# Combining multiple metrics to provide comparisons/ranking of k objects [Question and Reference Request]

Collecting $n$ metrics about $k$ objects

Suppose I collect $n$ metrics about $k$ objects. I am looking into valid ways to compare the $k$ objects so they can be “ranked”. I think this may be well-trodden ground (sports statistics like total quarterback rating etc.) but I am unfamiliar with this area.

I want to answer the question which object is best?

For each metric $m_i$, where $i$ ranges from $1 \leq i \leq n$, the score for metric $m_i$ ranges from $[0, r_i]$. Note that some of these metrics will have theoretical maximums like $100\%$ percent, other $r_i$’s will just be the maximum collected score in the sample (e.g. top speed, height etc.).

Normalising/Standardising the metric scores

My intuition is to first normalise all these scores between $[0,1]$, so that each score contributes equally to the overall score, to be calculated later.

That is, for each metric $m_i$ the score for that metric would be $\frac{m_i}{\text{max}(r_i)}$, where $\text{max}(r_i)$ is the maximum score for that metric in the sample. My intuition doesn’t allow me to be confident that this is valid, so that is my Question 1: is this normalisation procedure valid?

Also for each question the implicit question is I am probably completely wrong, what resources and topics should I be studying?

Weighting the metrics for my overall comparison

Let us further suppose that I wish to weight some metrics over others. There seems to me a few approaches, but I will outline one which I am trying to approximate.

I was thinking one possible method would be to do a pairwise comparison for each metric, and ask of each comparison: If I were to see a $10\%$ reduction in metric $m_i$, how much of an increase in metric $m_j$ would compensate for that reduction? If the pairs have no real influence over each other I could score this as a $0$ perhaps?

I would end up with a table of values for my weightings, filled with pairwise comparisons of this nature. Question 2: Would I have to be consistent when I compare $m_i$ v $m_j$ and $m_j$ v $m_i$? Or could they be non-symmetric? That is if I say a $10\%$ reduction in $m_i$ needs to be accounted for by a $20\%$ increase in $m_j$, can I say a $10\%$ reduction in $m_j$ needs to be accounted for by a $50\%$ increase in $m_i$? Would this be valid?

Perhaps I could take an average of each column and have that as my weighting for the metricy?

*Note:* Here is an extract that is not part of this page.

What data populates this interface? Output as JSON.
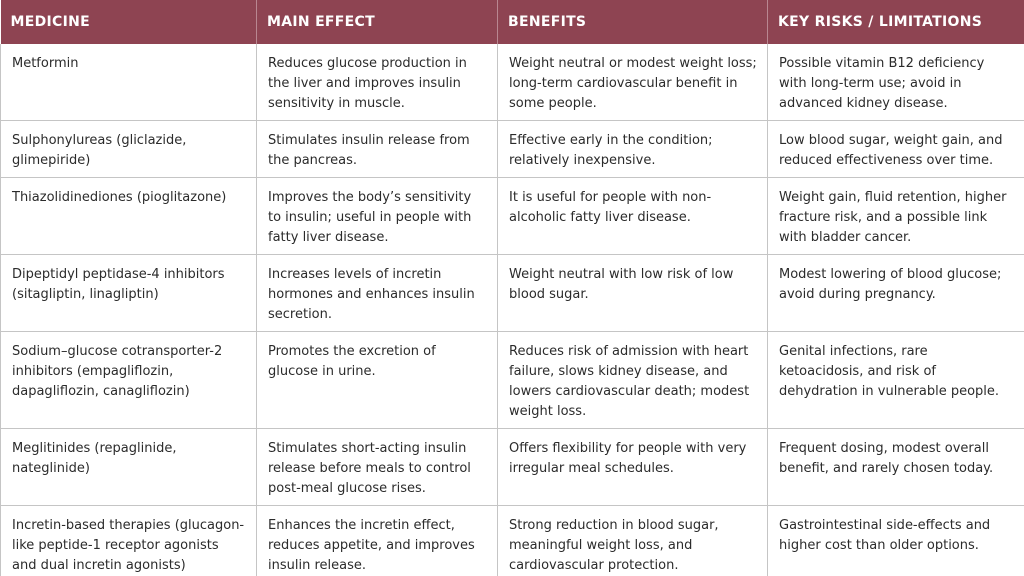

It would seem to me that a weighting system such as this would quantitatively say things like “for me to value object $a$ over object $b$, when $b$’s metric $m_i$ is 10% less than $a$’s $m_i$, I need to see at least a $20\%$ gain in metric $m_j$”.

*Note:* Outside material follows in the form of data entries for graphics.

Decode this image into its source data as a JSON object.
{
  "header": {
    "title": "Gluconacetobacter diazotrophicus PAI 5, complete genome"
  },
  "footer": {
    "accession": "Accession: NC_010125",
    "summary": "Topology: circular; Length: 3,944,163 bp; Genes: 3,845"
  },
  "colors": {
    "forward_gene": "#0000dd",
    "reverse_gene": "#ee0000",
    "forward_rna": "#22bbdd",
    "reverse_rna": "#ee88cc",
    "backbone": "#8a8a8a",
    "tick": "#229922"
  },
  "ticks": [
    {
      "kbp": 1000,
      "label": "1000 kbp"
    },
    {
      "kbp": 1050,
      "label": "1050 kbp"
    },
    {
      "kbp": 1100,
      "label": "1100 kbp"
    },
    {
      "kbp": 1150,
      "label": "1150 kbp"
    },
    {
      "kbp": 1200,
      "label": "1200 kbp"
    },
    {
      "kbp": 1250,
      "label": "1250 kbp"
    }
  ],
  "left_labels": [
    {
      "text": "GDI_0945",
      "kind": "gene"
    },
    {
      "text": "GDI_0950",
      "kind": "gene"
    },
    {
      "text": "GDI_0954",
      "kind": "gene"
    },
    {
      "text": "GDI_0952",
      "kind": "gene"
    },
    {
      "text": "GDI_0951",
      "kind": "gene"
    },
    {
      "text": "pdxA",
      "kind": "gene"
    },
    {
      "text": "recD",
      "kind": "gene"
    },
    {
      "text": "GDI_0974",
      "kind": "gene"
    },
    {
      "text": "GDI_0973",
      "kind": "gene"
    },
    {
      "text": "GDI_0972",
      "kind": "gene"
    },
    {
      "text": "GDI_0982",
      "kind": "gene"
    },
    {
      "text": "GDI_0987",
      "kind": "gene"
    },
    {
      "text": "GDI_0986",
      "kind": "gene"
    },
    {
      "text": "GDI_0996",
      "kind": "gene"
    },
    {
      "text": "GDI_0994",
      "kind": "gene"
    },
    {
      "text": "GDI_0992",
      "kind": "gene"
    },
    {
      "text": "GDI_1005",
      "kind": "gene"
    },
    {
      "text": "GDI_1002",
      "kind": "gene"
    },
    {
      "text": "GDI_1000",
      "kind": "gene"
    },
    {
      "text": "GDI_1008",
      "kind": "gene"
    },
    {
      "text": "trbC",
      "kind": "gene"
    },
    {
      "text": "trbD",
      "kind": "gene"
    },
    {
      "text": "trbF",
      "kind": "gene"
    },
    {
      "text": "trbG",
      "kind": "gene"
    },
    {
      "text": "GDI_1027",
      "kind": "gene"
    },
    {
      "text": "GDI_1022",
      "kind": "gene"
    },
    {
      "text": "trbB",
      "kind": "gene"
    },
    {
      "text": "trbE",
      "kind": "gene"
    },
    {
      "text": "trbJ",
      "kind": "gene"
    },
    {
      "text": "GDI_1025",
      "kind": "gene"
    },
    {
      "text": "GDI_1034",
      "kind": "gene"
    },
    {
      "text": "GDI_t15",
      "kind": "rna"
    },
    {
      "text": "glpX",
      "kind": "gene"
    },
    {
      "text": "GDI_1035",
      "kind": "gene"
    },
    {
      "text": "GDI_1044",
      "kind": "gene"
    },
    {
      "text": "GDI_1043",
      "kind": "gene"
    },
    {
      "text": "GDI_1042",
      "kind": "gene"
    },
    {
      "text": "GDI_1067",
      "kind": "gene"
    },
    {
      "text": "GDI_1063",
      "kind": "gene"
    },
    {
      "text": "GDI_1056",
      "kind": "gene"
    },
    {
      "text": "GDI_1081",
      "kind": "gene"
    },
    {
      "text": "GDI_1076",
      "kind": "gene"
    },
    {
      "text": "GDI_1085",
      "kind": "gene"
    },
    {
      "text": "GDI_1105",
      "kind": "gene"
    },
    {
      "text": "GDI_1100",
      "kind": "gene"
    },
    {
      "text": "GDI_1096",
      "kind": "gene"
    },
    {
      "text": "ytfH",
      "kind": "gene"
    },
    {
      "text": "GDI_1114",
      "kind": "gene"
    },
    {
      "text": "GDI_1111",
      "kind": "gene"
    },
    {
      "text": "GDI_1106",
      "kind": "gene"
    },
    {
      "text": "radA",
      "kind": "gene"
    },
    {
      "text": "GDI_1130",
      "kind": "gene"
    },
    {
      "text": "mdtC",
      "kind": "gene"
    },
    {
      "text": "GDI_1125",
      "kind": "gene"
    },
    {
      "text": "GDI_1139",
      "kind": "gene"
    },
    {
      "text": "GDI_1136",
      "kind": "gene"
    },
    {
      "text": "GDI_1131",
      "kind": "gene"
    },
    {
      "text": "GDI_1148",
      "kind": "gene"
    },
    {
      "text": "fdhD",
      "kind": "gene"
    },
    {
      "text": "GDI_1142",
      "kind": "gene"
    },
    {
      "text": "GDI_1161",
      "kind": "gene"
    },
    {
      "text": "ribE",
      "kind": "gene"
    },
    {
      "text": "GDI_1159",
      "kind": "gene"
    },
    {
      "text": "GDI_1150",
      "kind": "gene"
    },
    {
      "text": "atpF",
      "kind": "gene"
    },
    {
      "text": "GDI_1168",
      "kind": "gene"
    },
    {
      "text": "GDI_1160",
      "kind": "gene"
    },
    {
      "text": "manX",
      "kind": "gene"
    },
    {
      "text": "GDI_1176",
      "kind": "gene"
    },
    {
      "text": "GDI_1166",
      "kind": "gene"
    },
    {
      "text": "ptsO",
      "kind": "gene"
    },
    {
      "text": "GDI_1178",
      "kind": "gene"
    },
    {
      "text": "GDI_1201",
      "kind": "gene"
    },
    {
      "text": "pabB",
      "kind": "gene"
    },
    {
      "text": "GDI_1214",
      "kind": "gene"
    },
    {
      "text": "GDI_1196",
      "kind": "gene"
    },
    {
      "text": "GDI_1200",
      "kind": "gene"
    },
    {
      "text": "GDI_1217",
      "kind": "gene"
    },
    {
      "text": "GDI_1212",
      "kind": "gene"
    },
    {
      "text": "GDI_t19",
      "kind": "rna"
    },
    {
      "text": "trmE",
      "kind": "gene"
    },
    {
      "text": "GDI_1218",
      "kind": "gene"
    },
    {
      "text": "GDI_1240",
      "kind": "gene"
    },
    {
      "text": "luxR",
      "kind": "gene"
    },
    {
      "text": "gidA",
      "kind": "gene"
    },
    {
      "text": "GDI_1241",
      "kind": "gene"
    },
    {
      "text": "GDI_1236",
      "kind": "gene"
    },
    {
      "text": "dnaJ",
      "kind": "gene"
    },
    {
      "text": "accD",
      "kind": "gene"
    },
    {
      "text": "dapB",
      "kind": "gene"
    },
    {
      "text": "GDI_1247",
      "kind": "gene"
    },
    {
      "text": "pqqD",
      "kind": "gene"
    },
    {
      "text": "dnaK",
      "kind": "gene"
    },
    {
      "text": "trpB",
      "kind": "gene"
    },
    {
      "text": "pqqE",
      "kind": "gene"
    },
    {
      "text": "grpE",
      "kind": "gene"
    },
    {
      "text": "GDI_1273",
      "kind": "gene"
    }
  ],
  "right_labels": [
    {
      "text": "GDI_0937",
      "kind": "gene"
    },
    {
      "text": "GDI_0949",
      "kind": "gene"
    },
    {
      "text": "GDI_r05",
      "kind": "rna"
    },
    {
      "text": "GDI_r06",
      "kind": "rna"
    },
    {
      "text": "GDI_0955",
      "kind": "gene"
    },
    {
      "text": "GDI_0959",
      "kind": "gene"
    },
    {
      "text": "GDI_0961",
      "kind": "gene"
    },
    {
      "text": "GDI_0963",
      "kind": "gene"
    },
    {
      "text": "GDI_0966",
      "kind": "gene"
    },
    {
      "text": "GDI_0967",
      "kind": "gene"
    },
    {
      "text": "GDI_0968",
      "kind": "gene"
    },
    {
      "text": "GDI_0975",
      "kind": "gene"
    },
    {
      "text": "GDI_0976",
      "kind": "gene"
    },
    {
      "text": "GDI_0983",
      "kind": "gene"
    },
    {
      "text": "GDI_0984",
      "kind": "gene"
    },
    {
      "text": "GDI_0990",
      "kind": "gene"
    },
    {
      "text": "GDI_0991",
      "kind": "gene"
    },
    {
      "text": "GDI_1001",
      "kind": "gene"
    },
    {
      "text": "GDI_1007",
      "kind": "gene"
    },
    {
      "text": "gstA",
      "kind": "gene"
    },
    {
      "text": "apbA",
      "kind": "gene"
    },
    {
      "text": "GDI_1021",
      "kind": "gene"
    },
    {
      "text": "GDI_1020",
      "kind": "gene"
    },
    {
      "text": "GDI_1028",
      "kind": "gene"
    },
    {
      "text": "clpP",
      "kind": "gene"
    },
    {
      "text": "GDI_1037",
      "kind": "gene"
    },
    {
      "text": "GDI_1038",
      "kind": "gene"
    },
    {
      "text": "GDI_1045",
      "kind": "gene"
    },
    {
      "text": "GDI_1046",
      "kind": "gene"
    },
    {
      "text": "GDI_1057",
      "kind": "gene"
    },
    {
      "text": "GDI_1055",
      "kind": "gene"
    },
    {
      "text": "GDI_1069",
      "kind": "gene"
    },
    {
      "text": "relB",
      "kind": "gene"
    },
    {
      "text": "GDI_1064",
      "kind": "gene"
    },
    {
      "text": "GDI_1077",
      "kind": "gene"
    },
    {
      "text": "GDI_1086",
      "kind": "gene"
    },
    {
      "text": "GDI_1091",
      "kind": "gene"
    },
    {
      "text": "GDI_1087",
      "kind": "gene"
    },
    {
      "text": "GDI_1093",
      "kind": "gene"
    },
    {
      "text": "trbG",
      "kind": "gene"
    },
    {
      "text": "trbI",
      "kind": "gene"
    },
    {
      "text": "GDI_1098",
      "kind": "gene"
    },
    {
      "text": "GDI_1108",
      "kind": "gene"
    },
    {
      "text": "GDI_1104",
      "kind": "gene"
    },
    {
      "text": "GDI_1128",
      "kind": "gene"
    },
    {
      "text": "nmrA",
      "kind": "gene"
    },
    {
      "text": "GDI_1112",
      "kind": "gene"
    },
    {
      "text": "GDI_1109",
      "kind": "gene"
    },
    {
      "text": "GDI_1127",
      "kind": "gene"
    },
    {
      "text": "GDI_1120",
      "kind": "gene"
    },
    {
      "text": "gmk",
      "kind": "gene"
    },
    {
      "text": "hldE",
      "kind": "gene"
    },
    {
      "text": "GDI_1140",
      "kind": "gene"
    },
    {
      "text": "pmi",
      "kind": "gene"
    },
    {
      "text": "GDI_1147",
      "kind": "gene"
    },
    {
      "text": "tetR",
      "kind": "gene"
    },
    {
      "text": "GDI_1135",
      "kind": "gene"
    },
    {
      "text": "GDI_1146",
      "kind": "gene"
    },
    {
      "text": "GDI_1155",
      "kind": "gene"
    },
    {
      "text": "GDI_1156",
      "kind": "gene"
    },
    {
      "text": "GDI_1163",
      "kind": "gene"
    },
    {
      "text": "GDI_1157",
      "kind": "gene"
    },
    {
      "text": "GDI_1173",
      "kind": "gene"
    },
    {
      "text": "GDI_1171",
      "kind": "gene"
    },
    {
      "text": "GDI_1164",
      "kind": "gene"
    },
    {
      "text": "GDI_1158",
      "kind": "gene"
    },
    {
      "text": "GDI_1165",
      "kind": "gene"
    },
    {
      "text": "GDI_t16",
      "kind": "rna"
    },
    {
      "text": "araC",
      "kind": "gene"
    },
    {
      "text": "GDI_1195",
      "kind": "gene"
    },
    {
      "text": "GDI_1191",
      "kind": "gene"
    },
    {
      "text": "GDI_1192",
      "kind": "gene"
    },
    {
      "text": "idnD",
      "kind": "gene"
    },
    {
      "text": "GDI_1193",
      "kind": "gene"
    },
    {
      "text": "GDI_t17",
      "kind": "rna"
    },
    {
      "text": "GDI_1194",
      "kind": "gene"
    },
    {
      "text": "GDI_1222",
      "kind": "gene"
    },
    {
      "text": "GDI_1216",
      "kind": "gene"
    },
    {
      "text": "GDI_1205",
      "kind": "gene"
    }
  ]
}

Question 3: What if I were to start to include more complex considerations so that the comparisons, or compensations would be nonlinear? Or mutlivariable comparisons? Perhaps some scores should be negative etc.?

The Essential Question Really I would like to know what topics and books should I be reading about to be able to answer this type of question?

Thank you

Awesome question.

Question 1:

I approach this problem using standard deviations ($n\sigma$) to create a standardized scale where $n$ is the number of standard deviations from the mean ($\mu$) and $\sigma$ is the standard deviation.

I will use an example of a call center agent making calls. Here is a possible way to define the scale using $n$:

• $m_+ = n$: Metrics you want to maximize. Direct relationship so as $n$ increases so does the score, as $n$ decreases the score goes down. Example: number of sales.
• $m_-$ = -n: Metrics you want to minimize. Inverse relationship so as $n$ decreases the score increases. Example: Number of mistakes made in a call.
• $m_{\mu} = -\lvert n\rvert$: Metrics you want as close to the mean as possible. As $n$ gets farther from the mean in either direction the score goes down. A perfect score is 0, at the median. Example: # of voicemails / hangups / do not call requests a agent received (should be equally distributed).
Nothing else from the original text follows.